TIRANA, Albania — Bowing to weeks of anti-government protests, President Sali Berisha said Saturday that his Cabinet ministers will resign to be replaced by leaders acceptable to the opposition.
Berisha's brief announcement on state TV followed unrest that began last month with the collapse of high-risk investment schemes and that escalated Friday into riots between police and demonstrators in the southern city of Vlore that killed at least six people.
The president, speaking from Tirana, the capital, said the removal of Prime Minister Aleksander Meksi and his ministers had been agreed upon at talks with opposition leaders.
"To resolve the problems that have been created, the leaders of the political parties . . . came to the conclusion that the Meksi government will resign," Berisha said. "Meksi himself said he considered it reasonable to quit without any [confidence] vote."

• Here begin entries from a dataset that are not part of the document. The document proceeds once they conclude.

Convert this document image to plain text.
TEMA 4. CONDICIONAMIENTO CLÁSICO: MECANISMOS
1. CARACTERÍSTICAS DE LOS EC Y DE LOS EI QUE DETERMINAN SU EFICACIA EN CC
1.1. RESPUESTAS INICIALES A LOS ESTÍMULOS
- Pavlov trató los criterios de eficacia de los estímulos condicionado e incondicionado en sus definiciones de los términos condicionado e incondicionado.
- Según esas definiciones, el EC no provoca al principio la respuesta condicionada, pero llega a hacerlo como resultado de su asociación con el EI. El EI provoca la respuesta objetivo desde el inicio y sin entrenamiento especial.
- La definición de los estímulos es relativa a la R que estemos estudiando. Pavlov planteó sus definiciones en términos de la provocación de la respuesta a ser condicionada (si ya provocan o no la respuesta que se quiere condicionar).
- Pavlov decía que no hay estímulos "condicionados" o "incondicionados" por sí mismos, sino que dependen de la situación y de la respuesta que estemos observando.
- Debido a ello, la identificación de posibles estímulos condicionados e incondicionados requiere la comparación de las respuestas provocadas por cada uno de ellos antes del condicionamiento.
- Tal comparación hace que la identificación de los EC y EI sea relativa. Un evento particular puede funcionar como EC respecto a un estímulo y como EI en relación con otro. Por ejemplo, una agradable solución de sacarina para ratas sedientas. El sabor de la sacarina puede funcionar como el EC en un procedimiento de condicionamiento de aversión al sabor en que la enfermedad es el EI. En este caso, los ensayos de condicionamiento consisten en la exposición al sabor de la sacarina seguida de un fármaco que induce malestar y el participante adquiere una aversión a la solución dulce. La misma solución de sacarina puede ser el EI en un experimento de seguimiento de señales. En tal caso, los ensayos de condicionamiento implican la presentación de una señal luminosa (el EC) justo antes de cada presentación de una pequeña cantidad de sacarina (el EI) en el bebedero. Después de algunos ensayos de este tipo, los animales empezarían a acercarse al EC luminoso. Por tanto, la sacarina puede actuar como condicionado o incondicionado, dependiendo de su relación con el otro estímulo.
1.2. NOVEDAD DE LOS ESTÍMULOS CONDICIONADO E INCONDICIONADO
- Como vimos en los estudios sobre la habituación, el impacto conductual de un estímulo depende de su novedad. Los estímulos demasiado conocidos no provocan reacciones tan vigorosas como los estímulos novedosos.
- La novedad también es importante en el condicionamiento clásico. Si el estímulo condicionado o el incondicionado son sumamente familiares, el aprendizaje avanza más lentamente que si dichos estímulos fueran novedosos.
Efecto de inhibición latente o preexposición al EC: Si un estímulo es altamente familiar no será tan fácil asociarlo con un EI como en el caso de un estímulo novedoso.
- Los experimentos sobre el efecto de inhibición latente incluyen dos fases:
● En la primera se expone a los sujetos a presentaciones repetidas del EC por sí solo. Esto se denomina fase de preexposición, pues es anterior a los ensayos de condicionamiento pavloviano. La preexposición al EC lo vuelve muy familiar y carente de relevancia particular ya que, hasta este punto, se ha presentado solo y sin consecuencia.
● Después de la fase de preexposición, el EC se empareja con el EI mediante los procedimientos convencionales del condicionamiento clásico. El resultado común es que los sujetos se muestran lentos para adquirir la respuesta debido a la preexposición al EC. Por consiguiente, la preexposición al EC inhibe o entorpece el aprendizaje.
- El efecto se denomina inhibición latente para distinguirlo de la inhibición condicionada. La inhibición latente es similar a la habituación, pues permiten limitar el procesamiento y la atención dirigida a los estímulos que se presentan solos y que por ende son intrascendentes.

Berisha added that the new government will still be made up of members of his Democratic Party of Albania but that a "round table" of opposition Socialists and other parties will approve new ministers.
It was unclear, however, whether the opposition would sanction any government made up purely of Democratic Party members. Relations have traditionally been hostile between the Socialists--the renamed Communists--and the anti-Communist Democrats.
Violent protests shook the tiny Balkan state Saturday after the Vlore deaths, in the fiercest confrontation in Albania since 40 people died in food riots in 1991.
In Tirana, riot police were put to flight by stone-throwers in a crowd of about 5,000 demonstrators marching in defiance of a police ban to the city's university campus.
Elsewhere, scores of villagers erected roadblocks in at least five places on the only road connecting Tirana with Vlore, about 70 miles to the south, reporters said.
In response to Friday's violence, the government had dispatched soldiers and police to Vlore on Saturday. But halfway there, in the town of Lushnje, a mob attacked some of the army vehicles, setting fire to two trucks, taking pistols from some of the soldiers and forcing two trucks to turn back to Tirana, witnesses said.